The European Union is open to any European country which is democratic, has a market economy and possesses the administrative capacity to handle the rights and obligations of membership. Enlargement of the union is an ongoing process. From the six founding members in the 1950’s the EU has expanded to include 27 member states in 2007.
Enlargement is also one of the most debated topics on the European agenda. It is both foreign and internal policy for the EU and considered to be one of the most powerful policy tools the union has. The EU attempts to use this tool to extend the zone of peace and stability, liberty and democracy, prosperity and solidarity across Europe. While working for enlargement, the EU also stresses that the strict accession criteria for candidate countries have to be respected.
Joining the EU begins with a country applying for membership. Once current member states, together with the Commission and Parliament, accept an applicant as a potential member state in principle, it becomes a ‘candidate country’. The candidate country then enters into detailed negotiations on its terms of membership. As a basis for launching the technical negotiation process, the Commission establishes a “screening report” for each chapter and each country. Candidate country in its turn submits a negotiating position. The Commission submits to the Council a Draft Common Position (DCP). The Council adopts a common position allowing opening of the chapters.

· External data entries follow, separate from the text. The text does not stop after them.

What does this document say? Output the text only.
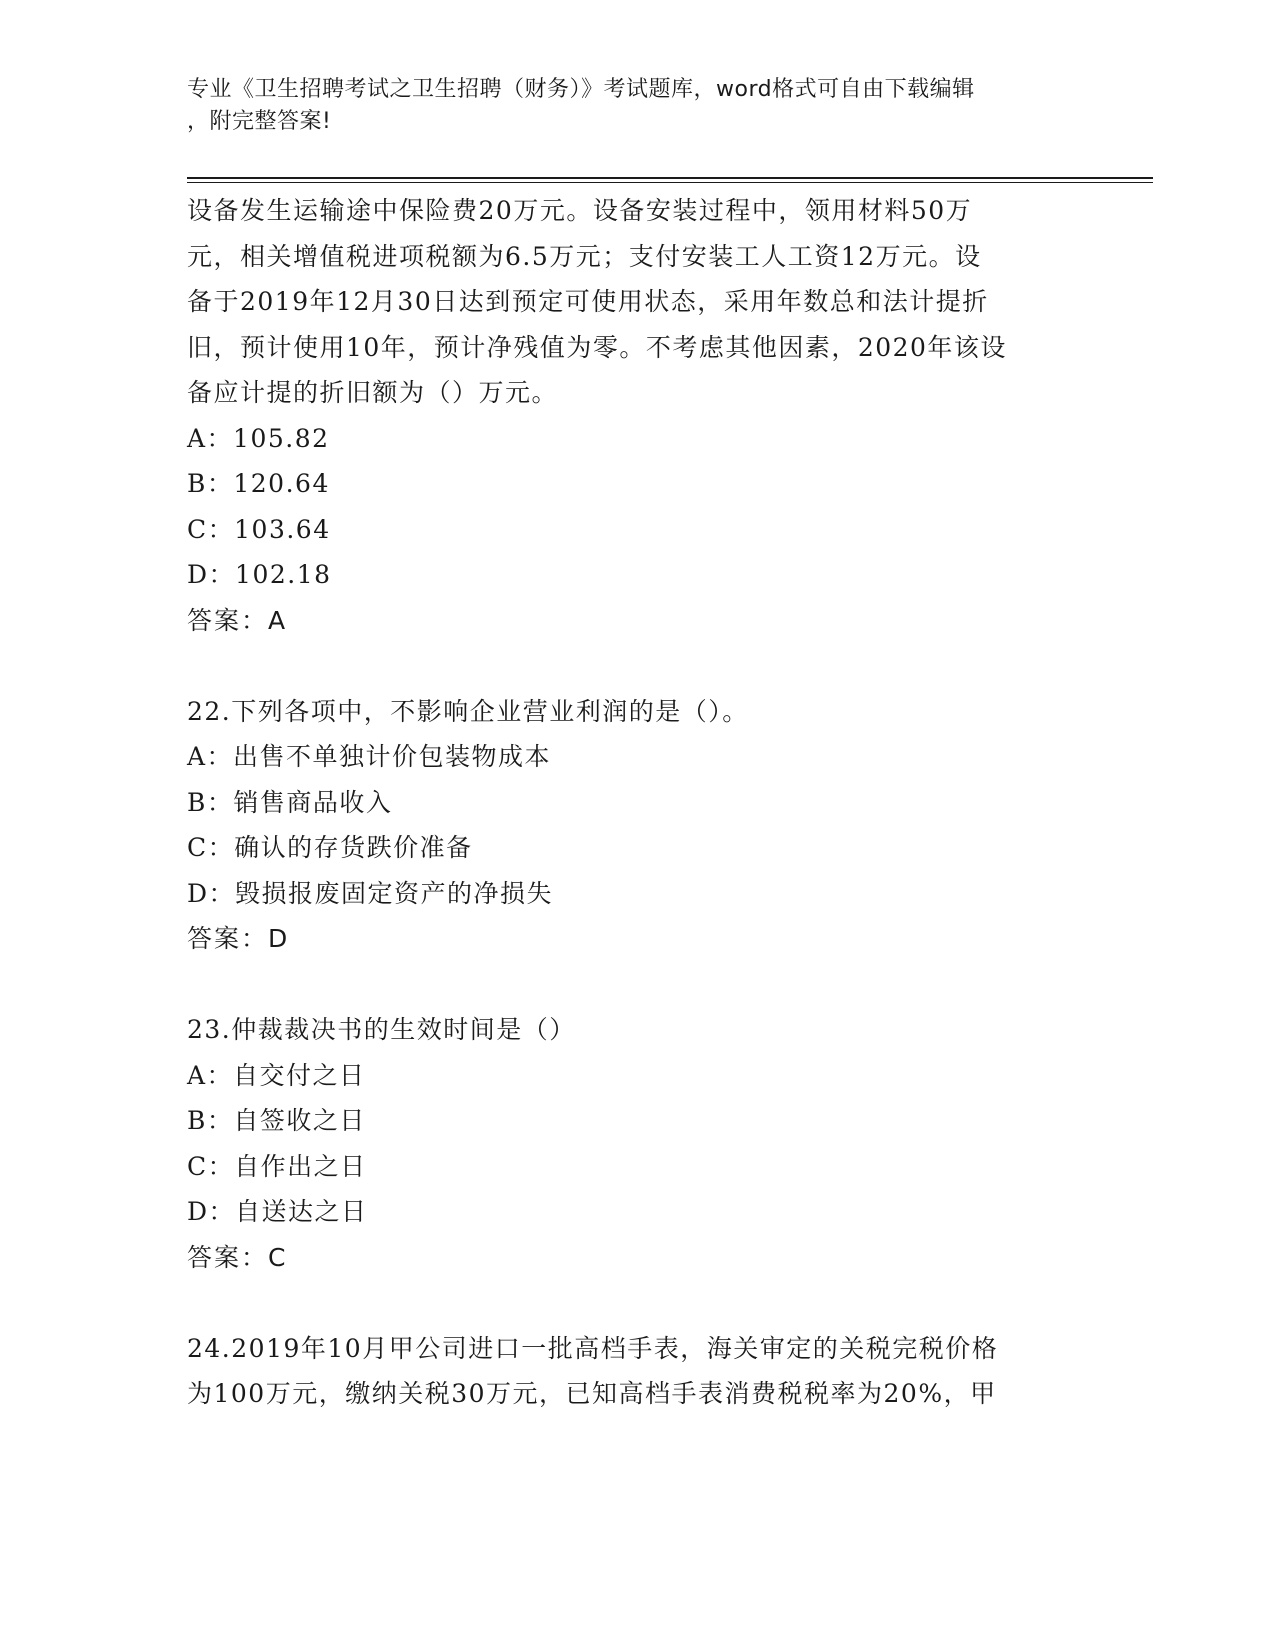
专业《卫生招聘考试之卫生招聘（财务）》考试题库，word格式可自由下载编辑
，附完整答案!
设备发生运输途中保险费20万元。设备安装过程中，领用材料50万
元，相关增值税进项税额为6.5万元；支付安装工人工资12万元。设
备于2019年12月30日达到预定可使用状态，采用年数总和法计提折
旧，预计使用10年，预计净残值为零。不考虑其他因素，2020年该设
备应计提的折旧额为（）万元。
A：105.82
B：120.64
C：103.64
D：102.18
答案：A
22.下列各项中，不影响企业营业利润的是（）。
A：出售不单独计价包装物成本
B：销售商品收入
C：确认的存货跌价准备
D：毁损报废固定资产的净损失
答案：D
23.仲裁裁决书的生效时间是（）
A：自交付之日
B：自签收之日
C：自作出之日
D：自送达之日
答案：C
24.2019年10月甲公司进口一批高档手表，海关审定的关税完税价格
为100万元，缴纳关税30万元，已知高档手表消费税税率为20%，甲
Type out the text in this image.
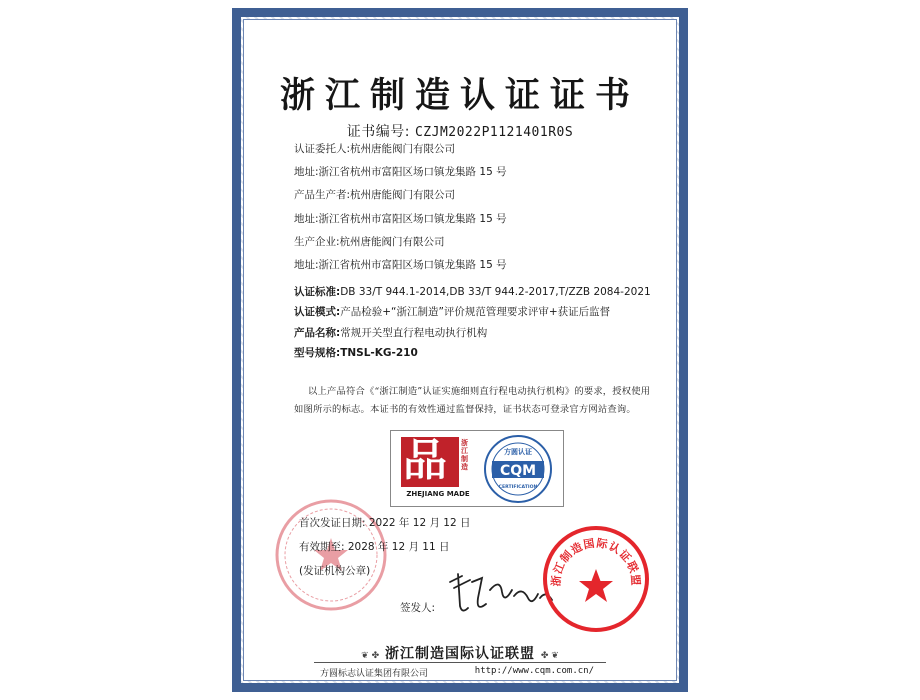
浙江制造认证证书
证书编号: CZJM2022P1121401R0S
认证委托人:杭州唐能阀门有限公司
地址:浙江省杭州市富阳区场口镇龙集路 15 号
产品生产者:杭州唐能阀门有限公司
地址:浙江省杭州市富阳区场口镇龙集路 15 号
生产企业:杭州唐能阀门有限公司
地址:浙江省杭州市富阳区场口镇龙集路 15 号
认证标准:DB 33/T 944.1-2014,DB 33/T 944.2-2017,T/ZZB 2084-2021
认证模式:产品检验+“浙江制造”评价规范管理要求评审+获证后监督
产品名称:常规开关型直行程电动执行机构
型号规格:TNSL-KG-210
以上产品符合《“浙江制造”认证实施细则直行程电动执行机构》的要求，授权使用如图所示的标志。本证书的有效性通过监督保持，证书状态可登录官方网站查询。
品 浙江制造
ZHEJIANG MADE
方圆认证
CQM
CERTIFICATION
首次发证日期: 2022 年 12 月 12 日
有效期至: 2028 年 12 月 11 日
(发证机构公章)
签发人:
浙江制造国际认证联盟
❦ ✤ 浙江制造国际认证联盟 ✤ ❦
方圆标志认证集团有限公司	http://www.cqm.com.cn/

In essence, to become a member of the EU, a candidate country must meet the ‘Copenhagen criteria’ which means it has to adopt the entire body of existing EU legislation (known as the acquis communautaire) into its own legal system and show evidence of being a stable and well-functioning democracy and economy. Once negotiations are completed, an accession treaty has to be ratified in each current member state and in the candidate country itself.
The Commission’s DG Enlargement is responsible for relations with the candidate countries.
Croatia and Turkey are candidate countries. They started accession negotiations on 3 October 2005. In December 2005, the European Council granted the Former Yugoslav Republic of Macedonia the status of a candidate country; accession negotiations have not started.
All the other Western Balkan countries are potential candidate countries: Albania, Bosnia and Herzegovina, Montenegro, and Serbia including Kosovo under UN Security Council Resolution 1244. The EU has repeatedly reaffirmed at the highest level its commitment for eventual EU membership of the Western Balkan countries, provided they fulfill the accession criteria, but there is no timetable for new memberships.
A new Instrument for Pre-Accession (IPA) aims to provide targeted pre-accession assistance both to candidate countries and to potential candidates.